By JOHN MCKAY, Canadian Press, September 21st 2000.

Eight years ago they were shunned by the City of Toronto, but the Barenaked Ladies were finally handed the key to the city Thursday.

Deputy mayor Case Ootes gave the key to the pop band, which originated in suburban Scarborough, and called the Ladies "great ambassadors." Back in 1992, the mayor at the time, June Rowlands, banned the group from playing in Nathan Phillips Square. She said the name Barenaked Ladies "objectified women."

The band, which has just launched its new album Maroon, played a free concert for appreciative fans.

As for what happened in '92, that seems to be water under the bridge.

"I don't think we ever held any grudge," said band member Ed Robertson. "We didn't come back to rub anything in anybody's face."

Fellow band member Steve Page said that at the time, the group was embarrassed by the controversy.

But he acknowledges now — with the benefit of hindsight — that the publicity actually did them some good.

"At the time we were really embarrassed and didn't think of it that way (that the publicity would help)," he said. "We thought it was kind of too crass to think about. But in retrospect, it really did do a lot of good for us."

They never imagined the name, which Robertson said he and Page came up with at a Bob Dylan concert, would carry them to such great heights.

"We were bored and we thought it would be a good band name," said Robertson.

Added Page: "We thought it was kind of funny, and we never thought we were going to be a real band so we never thought we were going to have to deal with it."

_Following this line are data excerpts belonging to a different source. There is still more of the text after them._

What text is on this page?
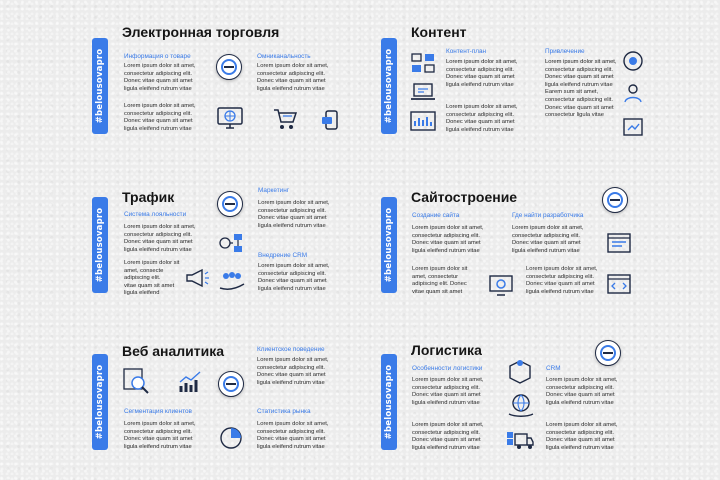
#belousovapro
Электронная торговля
Информация о товаре	Омниканальность
Lorem ipsum dolor sit amet,
consectetur adipiscing elit.
Donec vitae quam sit amet
ligula eleifend rutrum vitae
Lorem ipsum dolor sit amet,
consectetur adipiscing elit.
Donec vitae quam sit amet
ligula eleifend rutrum vitae
Lorem ipsum dolor sit amet,
consectetur adipiscing elit.
Donec vitae quam sit amet
ligula eleifend rutrum vitae
#belousovapro
Контент
Контент-план	Привлечение
Lorem ipsum dolor sit amet,
consectetur adipiscing elit.
Donec vitae quam sit amet
ligula eleifend rutrum vitae
Lorem ipsum dolor sit amet,
consectetur adipiscing elit.
Donec vitae quam sit amet
ligula eleifend rutrum vitae
Lorem ipsum dolor sit amet,
consectetur adipiscing elit.
Donec vitae quam sit amet
ligula eleifend rutrum vitae
Earem sum sit amet,
consectetur adipiscing elit.
Donec vitae quam sit amet
consectetur ligula vitae
#belousovapro
Трафик	Маркетинг
Lorem ipsum dolor sit amet,
consectetur adipiscing elit.
Donec vitae quam sit amet
ligula eleifend rutrum vitae
Система лояльности
Lorem ipsum dolor sit amet,
consectetur adipiscing elit.
Donec vitae quam sit amet
ligula eleifend rutrum vitae
Lorem ipsum dolor sit
amet, consecte
adipiscing elit.
vitae quam sit amet
ligula eleifend
Внедрение CRM
Lorem ipsum dolor sit amet,
consectetur adipiscing elit.
Donec vitae quam sit amet
ligula eleifend rutrum vitae
#belousovapro
Сайтостроение
Создание сайта	Где найти разработчика
Lorem ipsum dolor sit amet,
consectetur adipiscing elit.
Donec vitae quam sit amet
ligula eleifend rutrum vitae
Lorem ipsum dolor sit amet,
consectetur adipiscing elit.
Donec vitae quam sit amet
ligula eleifend rutrum vitae
Lorem ipsum dolor sit
amet, consectetur
adipiscing elit. Donec
vitae quam sit amet
Lorem ipsum dolor sit amet,
consectetur adipiscing elit.
Donec vitae quam sit amet
ligula eleifend rutrum vitae
#belousovapro
Веб аналитика	Клиентское поведение
Lorem ipsum dolor sit amet,
consectetur adipiscing elit.
Donec vitae quam sit amet
ligula eleifend rutrum vitae
Сегментация клиентов	Статистика рынка
Lorem ipsum dolor sit amet,
consectetur adipiscing elit.
Donec vitae quam sit amet
ligula eleifend rutrum vitae
Lorem ipsum dolor sit amet,
consectetur adipiscing elit.
Donec vitae quam sit amet
ligula eleifend rutrum vitae
#belousovapro
Логистика
Особенности логистики	CRM
Lorem ipsum dolor sit amet,
consectetur adipiscing elit.
Donec vitae quam sit amet
ligula eleifend rutrum vitae
Lorem ipsum dolor sit amet,
consectetur adipiscing elit.
Donec vitae quam sit amet
ligula eleifend rutrum vitae
Lorem ipsum dolor sit amet,
consectetur adipiscing elit.
Donec vitae quam sit amet
ligula eleifend rutrum vitae
Lorem ipsum dolor sit amet,
consectetur adipiscing elit.
Donec vitae quam sit amet
ligula eleifend rutrum vitae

The band was extremely popular in Canada in the early 1990s, then encountered something of a slump in sales here as they went on to achieve great fame and a No. 1 hit in the United States with the song One Week.

But Canadian fans seem to be embracing them again.

"It's nice to be experiencing kind of a party vibe at home," said Robertson.

"For a number of years we've been seeing real incredible success south of the border. It's been a bit of a lunchbag letdown when we come back home, so to see Toronto partying with us is really great."

Their U.S. tour to support Maroon begins Friday, and they'll be touring Canada in February and March, they said.